Can Qiagen columns remove genomic DNA? - Settling a debate. (Mar/05/2011 )
I have come to ask for the collective wisdom of Bioforum
Earlier this evening, I got into a debate with a labmate of mine. We were discussing the merits of column based DNA purification method versus modified alkaline lysis method for BAC extraction.
While there were many point which we disagreed on, one point she raised had me thinking.
She claimed that column based BAC purification has less contaminating bacterial genomic DNA. The reasoning being that genomic DNA being longer than BAC DNA, has a stronger affinity to the column matrix. Thus when the DNA is eluted from the column, BAC DNA is preferentially eluted.
I on the other hand think that at 10kb and larger the binding affinity of a BAC and sheered genomic DNA would be no different. Both would bind and dissociate with equal efficiency to the column matrix.
What is really happening within the column?
This question could be answered by experiment. But that would take actual work and time - next week.
I think we will always somehow get traces of genomic DNA in our eluted plasmid sample. Just that because the eluted sample contains majority of plasmid molecules, subsequent experiments show good results.
I think you are correct perneseblue, the size differentiation is based on charge of the DNA as far as I can tell, so BACs and sheared genomic DNA should bind with equal efficiency.... however, if you are careful with the extraction there shouldn't be much sheared DNA.

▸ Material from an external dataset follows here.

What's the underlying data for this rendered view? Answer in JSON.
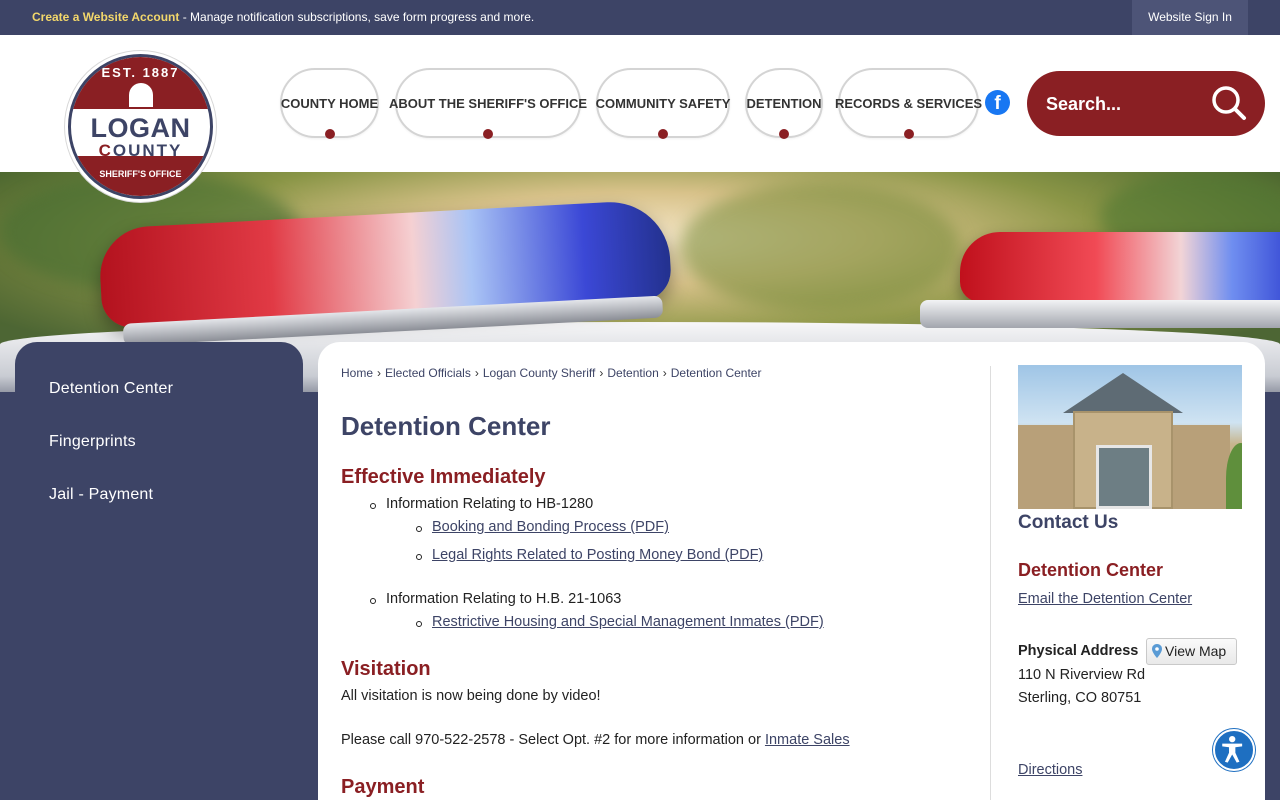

Traces of genomic DNA will elute, but you won't get complete removal from the column. Learned this one the hard way after trying to column clean genomic digests...
Hello :-)
I was just wondering where to post my question and I saw your discussion.
I work with RNA`s. Can you explain me how actually the step with Qiagen gDNA Eliminator spin column removes the gDNA from the sample? It is based on.....something like size-excluzion filtration, or...?
Thank you,
Nephrite
It will be based on the solubility of DNA and RNA at different pH I suspect.
It is due mainly to the pH of the buffers.The interaction between DNA, RNA and column matrix is pH and salt dependent.